Почти неделю просидела Саня за отчетом вместе с Настасьей Павловной. И
удивлялась множеству всяких отчетных форм: отчитываться надо и по багажу,
и по грузам, и по билетам, а потом еще по воинским билетам отдельно; по
местному сообщению отдельно, по прямому сообщению опять отдельно. А потом
еще и по денежным запискам. И всего не перечислить. И вот когда множество
ведомостей подошло к концу, от начальника движения дороги пришел приказ, в
котором объявлялся кассирше выговор, а Сане - начет за незаконную выписку
двух билетов.
- Ну вот и рассудили, - с горькой усмешкой сказала Настасья Павловна. -
Кому пышки, а кому еловые шишки.
Это первое наказание не заставило Саню сетовать на людскую
несправедливость. "Наплевать, что я уплатила три сотни, зато человека
спасла", - твердила она про себя.
Но не остался незамеченным этот добрый шаг сослуживцами Сани, людьми,
как думала она, равнодушными и эгоистичными.
Однажды за обедом, разливая по тарелкам пахучие, перетомленные,
бордовые от красных помидоров щи, Настасья Павловна сказала Сане:
- Давеча ко мне заходил Кузьмич с Шилохвостом, по твоим делам.
- По каким это моим? - спросила, настораживаясь, Саня.
- Говорили, мол, одной начальнице отдуваться за Крахмалюков
несправедливо. Надо три сотни уплатить всем поровну.
- Еще чего выдумали! - недовольно воскликнула Саня, наклоняясь к
тарелке и чувствуя, как лицо ее заливается краской. - Заплатила, и все
тут.
Немного спустя, оправившись от смущения, Саня вдруг рассмеялась.
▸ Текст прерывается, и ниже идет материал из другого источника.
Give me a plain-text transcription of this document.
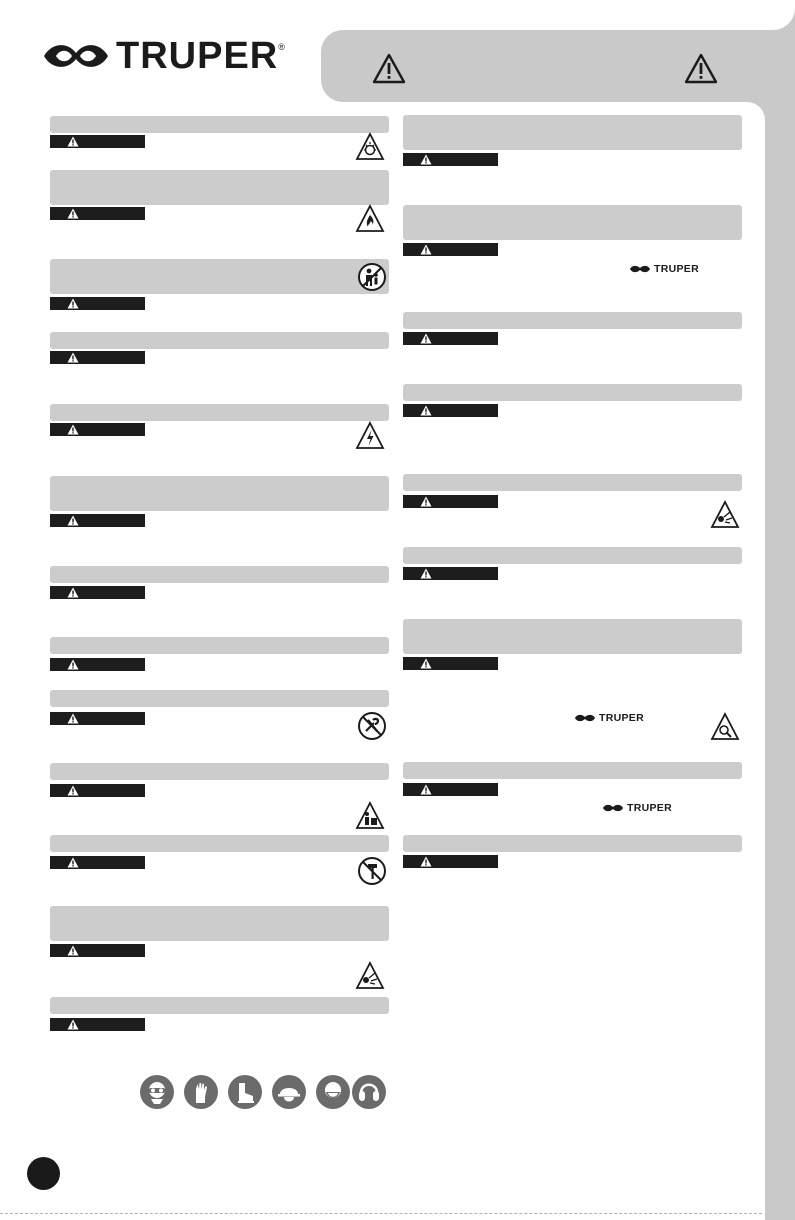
TRUPER ®
TRUPER
TRUPER
TRUPER
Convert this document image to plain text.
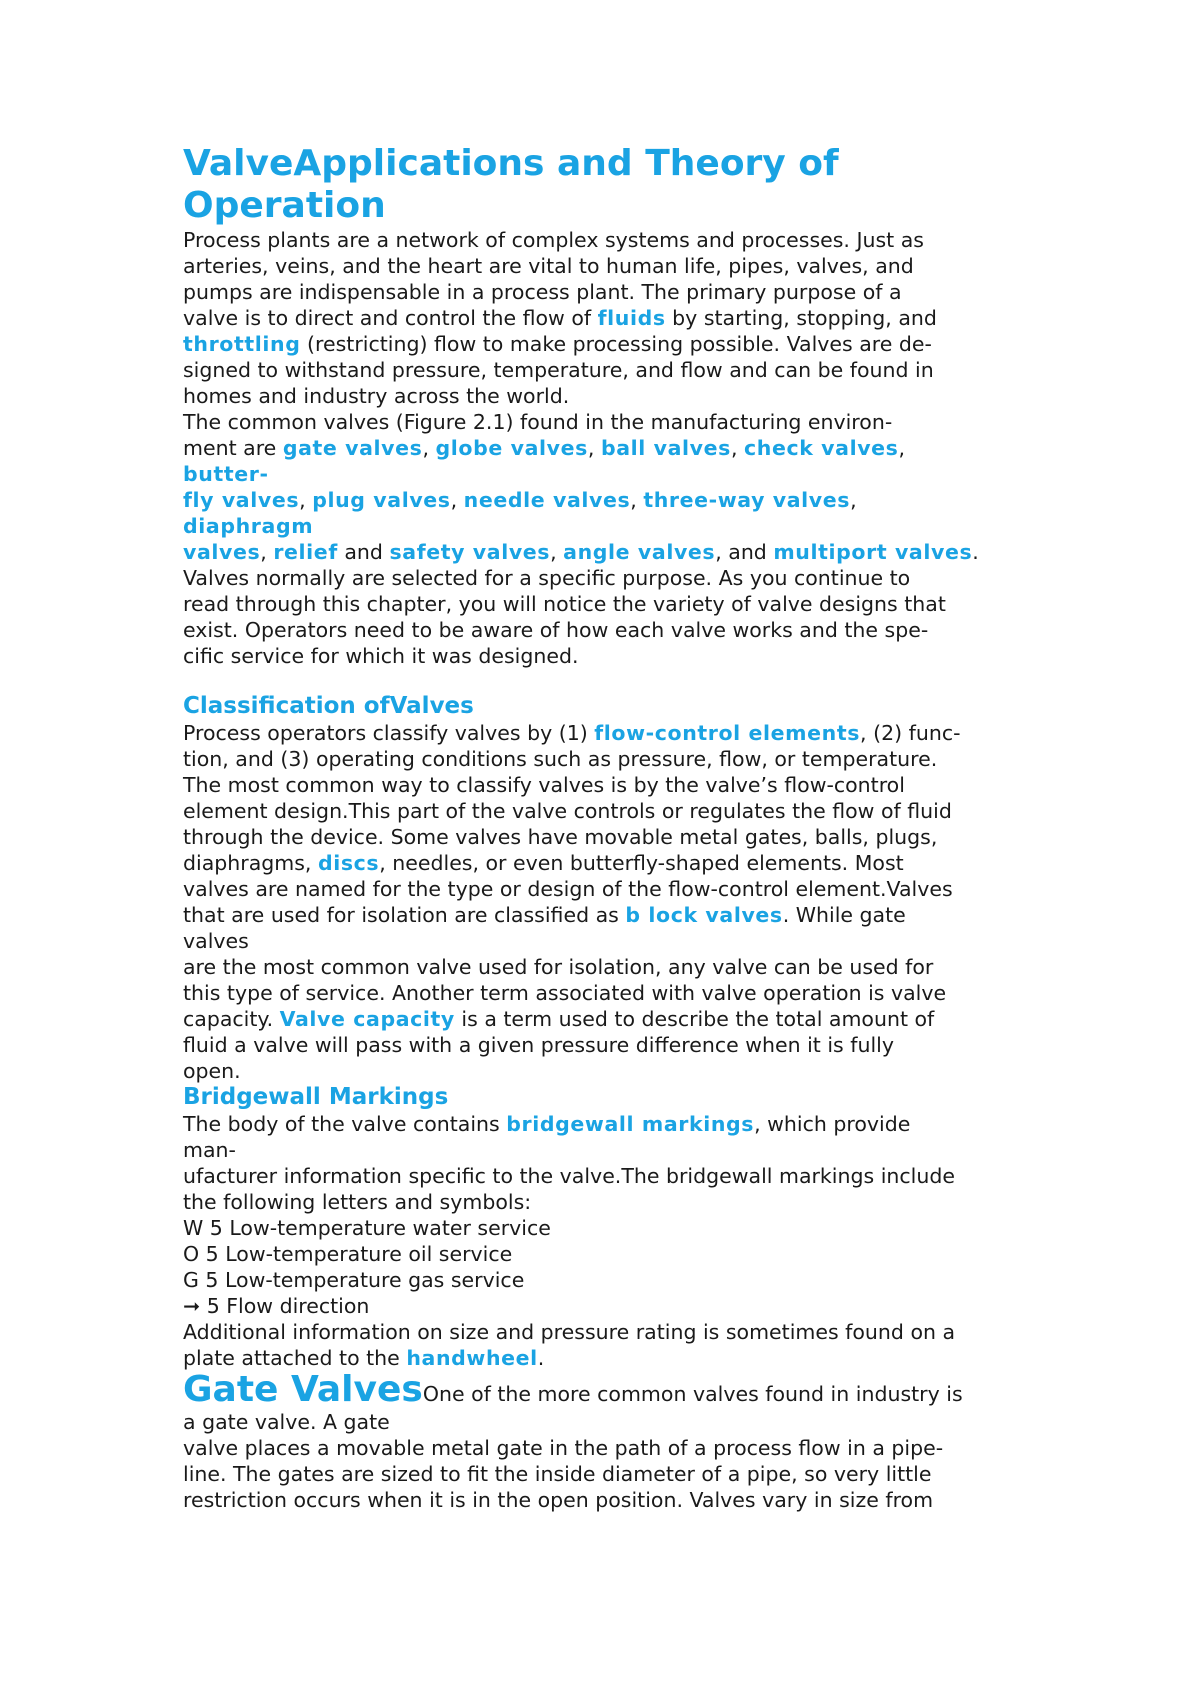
ValveApplications and Theory of
Operation

Process plants are a network of complex systems and processes. Just as
arteries, veins, and the heart are vital to human life, pipes, valves, and
pumps are indispensable in a process plant. The primary purpose of a
valve is to direct and control the flow of fluids by starting, stopping, and
throttling (restricting) flow to make processing possible. Valves are de-
signed to withstand pressure, temperature, and flow and can be found in
homes and industry across the world.
The common valves (Figure 2.1) found in the manufacturing environ-
ment are gate valves, globe valves, ball valves, check valves,
butter-
fly valves, plug valves, needle valves, three-way valves,
diaphragm
valves, relief and safety valves, angle valves, and multiport valves.
Valves normally are selected for a specific purpose. As you continue to
read through this chapter, you will notice the variety of valve designs that
exist. Operators need to be aware of how each valve works and the spe-
cific service for which it was designed.

Classification ofValves

Process operators classify valves by (1) flow-control elements, (2) func-
tion, and (3) operating conditions such as pressure, flow, or temperature.
The most common way to classify valves is by the valve’s flow-control
element design.This part of the valve controls or regulates the flow of fluid
through the device. Some valves have movable metal gates, balls, plugs,
diaphragms, discs, needles, or even butterfly-shaped elements. Most
valves are named for the type or design of the flow-control element.Valves
that are used for isolation are classified as b lock valves. While gate
valves
are the most common valve used for isolation, any valve can be used for
this type of service. Another term associated with valve operation is valve
capacity. Valve capacity is a term used to describe the total amount of
fluid a valve will pass with a given pressure difference when it is fully
open.

Bridgewall Markings

The body of the valve contains bridgewall markings, which provide
man-
ufacturer information specific to the valve.The bridgewall markings include
the following letters and symbols:
W 5 Low-temperature water service
O 5 Low-temperature oil service
G 5 Low-temperature gas service
➞ 5 Flow direction
Additional information on size and pressure rating is sometimes found on a
plate attached to the handwheel.

Gate ValvesOne of the more common valves found in industry is
a gate valve. A gate
valve places a movable metal gate in the path of a process flow in a pipe-
line. The gates are sized to fit the inside diameter of a pipe, so very little
restriction occurs when it is in the open position. Valves vary in size from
- С чего это ты? - Настасья Павловна пристально посмотрела на нее.
- Представляю, с какой миной вносил бы свой пай Кузьмин!
- А что ж тут представлять? Внес бы, как все.
- Да ведь он за копейку готов удавиться. Знаете, он приходил ко мне
жаловаться на Сергункова - тот не уплатил ему за десять стаканов
смородины. - И Саня снова усмехнулась.
- Ничего тут нет смешного, - строго сказала Настасья Павловна. - Ведь
Сергунков-то не просил у него смородины, а взял под видом купли, да еще
деньги не уплатил. Обманул, выходит.
- А Кузьмич его не обманул с баней-то?
- Эй, милая, какой тут обман, когда все прахом шло. Кузьмину бы не
досталась баня - все равно на дрова бы растаскали. Без хозяина и товар
сирота.
- Тетя Настя, но ведь ты же сама осуждала Кузьмина за то, что он
Сергункова подпаивал, а теперь вроде бы и защищаешь.
- Никого я не защищаю. Да дело-то вовсе и не в Кузьмиче, а в самом
Сергункове... Не Кузьмич, так другой нашелся бы.
- Может быть, но денег я все равно от них не возьму.
- Денег-то, может, и не надо брать, - Настасья Павловна тронула Саню за
плечо и участливо подалась к ней. - А случаем надо пользоваться, девонька:
видишь - люди-то к тебе лицом поворачиваются.
- А мне-то что за выгода?
- Бона! Ты, никак, начальница? А сколько у нас делов-то на станции.
Небось одна не много натворишь. Помнишь, как тебя встретили?
Саня отложила ложку.
- Что-то я не пойму тебя, тетя Настя.
- А чего ж тут понимать? Надо начинать с малого. Возьми хоть нашу
школу. Ведь там же посередь класса печка стоит. Ребята лбами об нее
бьются. И дымит она, просто страм!
- Ну? - Саня вопросительно смотрела на нее.
- А Кузьмич-то и маляр, и плотник, и печник. На все руки от скуки.